Robust Design Optimization of the Cogging Torque for a PMSM Based on Manufacturing Uncertainties Analysis and Approximate Modeling

Abstract

A permanent magnet synchronous motor (PMSM) is a crucial device for power conversion in an energy system. The cogging torque of the PMSM is a crucial output characteristic, the robustness of which affects the operational reliability of the energy system. Therefore, the robust design optimization (RDO) of cogging torque has aroused widespread concern. There are several challenges in designing a robust cogging torque PMSM. In particular, some design parameters contain repetitive units, and the finite element analysis (FEA) method is time-consuming. State-of-the-art RDO methods usually treat these uncertainties from repetitive units as the same parameter, which neglects the fluctuation of the manufacturing process and cannot obtain a robust solution for the cogging torque of the motor efficiently and accurately. In order to solve this issue, an approximate modeling method based on manufacturing uncertainties analysis for RDO is proposed in this paper. First, the peak-to-peak value of cogging torque (Tcpp) is used to characterize the cogging torque, which is decoupled to an ideal component and fluctuation component produced by the center values and manufacturing tolerances of design parameters.
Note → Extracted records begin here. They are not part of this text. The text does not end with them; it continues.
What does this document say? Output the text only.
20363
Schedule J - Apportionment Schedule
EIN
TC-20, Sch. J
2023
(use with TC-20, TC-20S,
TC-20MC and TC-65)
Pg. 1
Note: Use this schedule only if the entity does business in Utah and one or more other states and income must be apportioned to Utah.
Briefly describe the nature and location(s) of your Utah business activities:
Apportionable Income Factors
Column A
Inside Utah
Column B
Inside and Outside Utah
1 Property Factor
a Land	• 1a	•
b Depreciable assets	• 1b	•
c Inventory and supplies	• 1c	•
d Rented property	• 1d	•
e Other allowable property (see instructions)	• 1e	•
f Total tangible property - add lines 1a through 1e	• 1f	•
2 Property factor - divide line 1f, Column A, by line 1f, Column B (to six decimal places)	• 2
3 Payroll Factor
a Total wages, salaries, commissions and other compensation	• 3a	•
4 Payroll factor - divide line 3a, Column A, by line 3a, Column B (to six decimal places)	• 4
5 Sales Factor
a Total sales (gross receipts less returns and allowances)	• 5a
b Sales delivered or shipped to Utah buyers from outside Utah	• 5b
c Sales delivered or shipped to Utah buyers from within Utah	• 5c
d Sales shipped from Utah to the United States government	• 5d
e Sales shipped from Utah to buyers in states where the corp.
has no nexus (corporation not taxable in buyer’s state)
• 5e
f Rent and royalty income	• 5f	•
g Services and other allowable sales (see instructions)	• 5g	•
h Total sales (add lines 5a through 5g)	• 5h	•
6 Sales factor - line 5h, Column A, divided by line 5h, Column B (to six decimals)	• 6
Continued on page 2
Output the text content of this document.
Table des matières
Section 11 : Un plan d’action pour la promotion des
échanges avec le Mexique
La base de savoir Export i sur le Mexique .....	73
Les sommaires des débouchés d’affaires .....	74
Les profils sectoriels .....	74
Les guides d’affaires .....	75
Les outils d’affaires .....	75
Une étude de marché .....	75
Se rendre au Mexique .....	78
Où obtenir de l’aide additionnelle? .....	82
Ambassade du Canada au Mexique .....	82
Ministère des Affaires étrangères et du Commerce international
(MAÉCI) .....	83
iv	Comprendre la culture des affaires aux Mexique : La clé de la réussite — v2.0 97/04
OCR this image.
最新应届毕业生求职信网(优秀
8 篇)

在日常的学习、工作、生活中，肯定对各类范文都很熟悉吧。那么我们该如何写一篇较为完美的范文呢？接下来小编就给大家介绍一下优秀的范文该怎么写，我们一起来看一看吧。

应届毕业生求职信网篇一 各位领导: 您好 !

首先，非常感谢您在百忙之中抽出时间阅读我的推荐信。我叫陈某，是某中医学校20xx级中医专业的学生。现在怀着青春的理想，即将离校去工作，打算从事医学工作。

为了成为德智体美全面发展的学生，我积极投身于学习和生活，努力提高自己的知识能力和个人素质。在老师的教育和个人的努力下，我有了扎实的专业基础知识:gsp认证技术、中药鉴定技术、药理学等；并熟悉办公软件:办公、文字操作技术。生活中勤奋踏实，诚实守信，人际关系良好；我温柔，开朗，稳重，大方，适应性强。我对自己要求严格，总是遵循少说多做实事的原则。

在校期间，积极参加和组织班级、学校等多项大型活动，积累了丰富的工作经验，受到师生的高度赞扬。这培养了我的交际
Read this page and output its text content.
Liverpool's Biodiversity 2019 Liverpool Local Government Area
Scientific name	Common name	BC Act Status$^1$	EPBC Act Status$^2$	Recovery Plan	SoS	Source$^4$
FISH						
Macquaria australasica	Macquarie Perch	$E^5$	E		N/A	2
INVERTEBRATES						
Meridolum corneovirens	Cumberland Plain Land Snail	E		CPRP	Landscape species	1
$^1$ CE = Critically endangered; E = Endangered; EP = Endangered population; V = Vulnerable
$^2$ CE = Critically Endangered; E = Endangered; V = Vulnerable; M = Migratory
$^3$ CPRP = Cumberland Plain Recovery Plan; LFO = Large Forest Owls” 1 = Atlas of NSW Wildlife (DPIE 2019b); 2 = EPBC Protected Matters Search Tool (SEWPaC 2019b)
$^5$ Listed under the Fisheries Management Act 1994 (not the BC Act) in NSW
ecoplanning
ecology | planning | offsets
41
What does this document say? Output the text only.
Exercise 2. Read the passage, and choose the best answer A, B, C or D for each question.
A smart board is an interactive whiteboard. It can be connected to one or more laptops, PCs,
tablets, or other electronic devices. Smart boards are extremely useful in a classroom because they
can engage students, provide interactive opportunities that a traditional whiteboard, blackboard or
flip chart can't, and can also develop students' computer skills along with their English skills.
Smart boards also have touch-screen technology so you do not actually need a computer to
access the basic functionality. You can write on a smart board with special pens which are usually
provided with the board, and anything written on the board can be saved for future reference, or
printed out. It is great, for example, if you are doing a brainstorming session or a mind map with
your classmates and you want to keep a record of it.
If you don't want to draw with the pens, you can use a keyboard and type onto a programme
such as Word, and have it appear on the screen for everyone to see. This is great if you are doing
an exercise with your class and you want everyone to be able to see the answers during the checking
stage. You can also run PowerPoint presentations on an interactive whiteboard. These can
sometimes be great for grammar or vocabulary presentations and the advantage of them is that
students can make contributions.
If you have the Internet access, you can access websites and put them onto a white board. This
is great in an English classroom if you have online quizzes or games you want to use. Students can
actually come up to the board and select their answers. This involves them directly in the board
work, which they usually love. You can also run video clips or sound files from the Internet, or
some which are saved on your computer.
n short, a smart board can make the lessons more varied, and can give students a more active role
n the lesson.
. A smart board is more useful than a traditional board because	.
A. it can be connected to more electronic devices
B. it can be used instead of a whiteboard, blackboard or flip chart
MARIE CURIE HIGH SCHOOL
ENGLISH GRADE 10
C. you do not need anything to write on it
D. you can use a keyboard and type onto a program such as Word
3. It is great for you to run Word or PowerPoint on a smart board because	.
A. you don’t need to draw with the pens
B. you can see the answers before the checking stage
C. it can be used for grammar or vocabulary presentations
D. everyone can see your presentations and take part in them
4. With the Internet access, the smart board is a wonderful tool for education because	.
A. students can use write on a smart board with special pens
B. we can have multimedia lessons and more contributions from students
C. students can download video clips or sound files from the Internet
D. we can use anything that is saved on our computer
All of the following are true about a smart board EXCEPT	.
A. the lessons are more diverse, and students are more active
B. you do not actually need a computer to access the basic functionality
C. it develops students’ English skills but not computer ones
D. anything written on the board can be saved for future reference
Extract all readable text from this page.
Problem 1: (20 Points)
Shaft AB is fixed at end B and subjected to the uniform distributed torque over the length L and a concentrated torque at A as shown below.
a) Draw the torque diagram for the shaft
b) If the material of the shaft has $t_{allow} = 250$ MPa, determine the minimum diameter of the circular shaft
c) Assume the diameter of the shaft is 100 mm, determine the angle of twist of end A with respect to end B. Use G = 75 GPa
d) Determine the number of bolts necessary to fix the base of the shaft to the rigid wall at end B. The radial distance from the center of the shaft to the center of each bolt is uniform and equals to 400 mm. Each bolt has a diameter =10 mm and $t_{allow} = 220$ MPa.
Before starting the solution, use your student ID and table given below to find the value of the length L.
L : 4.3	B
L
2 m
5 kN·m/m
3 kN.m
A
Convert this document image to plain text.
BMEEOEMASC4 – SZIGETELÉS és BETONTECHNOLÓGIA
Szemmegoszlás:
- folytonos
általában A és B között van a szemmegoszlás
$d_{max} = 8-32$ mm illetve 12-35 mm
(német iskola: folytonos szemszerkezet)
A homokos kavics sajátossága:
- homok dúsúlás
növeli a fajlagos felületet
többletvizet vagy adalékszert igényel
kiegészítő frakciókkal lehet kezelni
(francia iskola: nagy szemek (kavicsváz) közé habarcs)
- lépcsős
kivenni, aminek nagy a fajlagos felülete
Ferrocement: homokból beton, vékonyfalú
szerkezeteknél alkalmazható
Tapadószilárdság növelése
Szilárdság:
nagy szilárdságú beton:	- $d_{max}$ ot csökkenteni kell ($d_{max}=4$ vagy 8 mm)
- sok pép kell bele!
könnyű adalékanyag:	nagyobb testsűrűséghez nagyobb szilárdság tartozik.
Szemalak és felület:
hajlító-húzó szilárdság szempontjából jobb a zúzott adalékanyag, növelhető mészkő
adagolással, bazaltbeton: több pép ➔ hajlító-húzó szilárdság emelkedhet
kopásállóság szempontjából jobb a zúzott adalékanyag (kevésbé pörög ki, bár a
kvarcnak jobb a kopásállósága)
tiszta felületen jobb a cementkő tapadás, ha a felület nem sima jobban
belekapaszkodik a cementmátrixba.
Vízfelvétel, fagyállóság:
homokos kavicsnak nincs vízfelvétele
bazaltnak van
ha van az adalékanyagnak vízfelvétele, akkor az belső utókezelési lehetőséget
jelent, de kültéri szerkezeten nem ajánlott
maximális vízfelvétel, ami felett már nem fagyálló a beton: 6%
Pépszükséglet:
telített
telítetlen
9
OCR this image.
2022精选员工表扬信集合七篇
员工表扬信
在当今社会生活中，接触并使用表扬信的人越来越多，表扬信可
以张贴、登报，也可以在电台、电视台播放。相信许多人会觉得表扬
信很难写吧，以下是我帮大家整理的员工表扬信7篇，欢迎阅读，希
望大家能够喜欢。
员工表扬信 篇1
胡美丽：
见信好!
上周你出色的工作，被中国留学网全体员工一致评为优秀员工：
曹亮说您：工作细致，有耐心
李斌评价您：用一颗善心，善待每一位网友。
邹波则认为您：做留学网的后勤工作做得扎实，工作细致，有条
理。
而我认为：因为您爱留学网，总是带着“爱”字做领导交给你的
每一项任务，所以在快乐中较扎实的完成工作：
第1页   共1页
The design of experiments (DoE) and simulation of the two components are carried out. Then, these two components are approximated separately, and the approximate model of Tcpp is obtained by adding the two components. Finally, the proposed approximate model is embedded into the RDO algorithm, and the PMSM design scheme for good Tcpp robustness is obtained. The effectiveness of the proposed method is verified through a case study of the PMSM.